The Eames Lounge Chair Wood (LCW) (also known as Low Chair Wood or Eames Plywood Lounge Chair) is a chair designed by husband and wife team Charles and Ray Eames. Designers of some of the most iconic furniture of the twentieth century.
The chair was designed using technology for molding plywood that the Eames developed before and during The Second World War. Before American involvement in the war, Charles and his friend, architect Eero Saarinen, entered a line of furniture into the Museum of Modern Art’s “Organic Furniture Competition” in 1940, exploring the natural evolution of furniture in response to the rapidly changing world. Charles and Eero won the competition. However, production of the initially designed chairs was postponed due to production difficulties, and then by the United States entry into WWII.

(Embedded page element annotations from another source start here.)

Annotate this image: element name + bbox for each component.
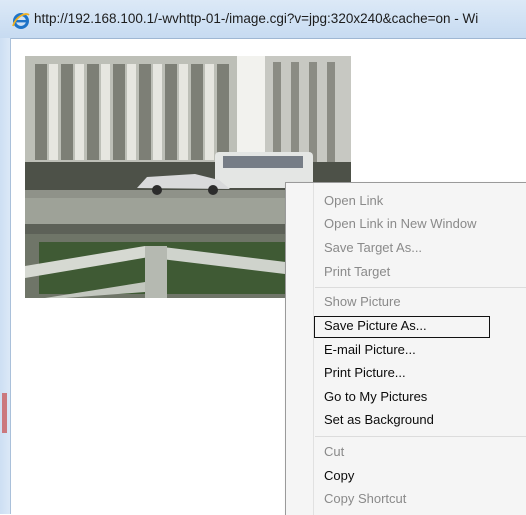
menu-item-email-picture[interactable]: E-mail Picture... <box>324 339 416 361</box>
menu-item-open-link[interactable]: Open Link <box>324 190 383 212</box>
menu-separator <box>315 287 526 288</box>
menu-item-copy[interactable]: Copy <box>324 465 354 487</box>
internet-explorer-icon <box>12 13 30 29</box>
menu-item-cut[interactable]: Cut <box>324 441 344 463</box>
context-menu: Open Link Open Link in New Window Save T… <box>285 182 526 515</box>
window-title: http://192.168.100.1/-wvhttp-01-/image.c… <box>34 11 479 26</box>
menu-item-copy-shortcut[interactable]: Copy Shortcut <box>324 488 406 510</box>
browser-window: http://192.168.100.1/-wvhttp-01-/image.c… <box>0 0 526 515</box>
menu-item-save-target-as[interactable]: Save Target As... <box>324 237 422 259</box>
menu-item-print-picture[interactable]: Print Picture... <box>324 362 406 384</box>
menu-icon-column <box>286 183 314 515</box>
title-bar[interactable]: http://192.168.100.1/-wvhttp-01-/image.c… <box>0 0 526 39</box>
menu-separator <box>315 436 526 437</box>
menu-item-show-picture[interactable]: Show Picture <box>324 291 401 313</box>
left-window-frame <box>0 38 11 514</box>
menu-item-go-to-my-pictures[interactable]: Go to My Pictures <box>324 386 427 408</box>
menu-item-save-picture-as[interactable]: Save Picture As... <box>324 315 427 337</box>
menu-item-print-target[interactable]: Print Target <box>324 261 390 283</box>
menu-item-set-as-background[interactable]: Set as Background <box>324 409 434 431</box>
menu-item-open-link-new-window[interactable]: Open Link in New Window <box>324 213 476 235</box>
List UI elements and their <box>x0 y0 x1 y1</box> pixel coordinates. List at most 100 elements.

This interruption proved fortuitous to Charles. He began making molded plywood splints for the U.S. Air Force. The splints were modelled after his own leg and allowed him to hone the technique of molding the plywood into complex curves. The LCW was a result of this experience. Parallel manufacturing techniques, also during World War II, were used by Isidor Zuckermann’s firm in the United Kingdom to manufacture types of aeroplane wings and submarine parts.
Today a LCW chair manufactured under license by Vitra will set you back around £890, cheaper than a submarine.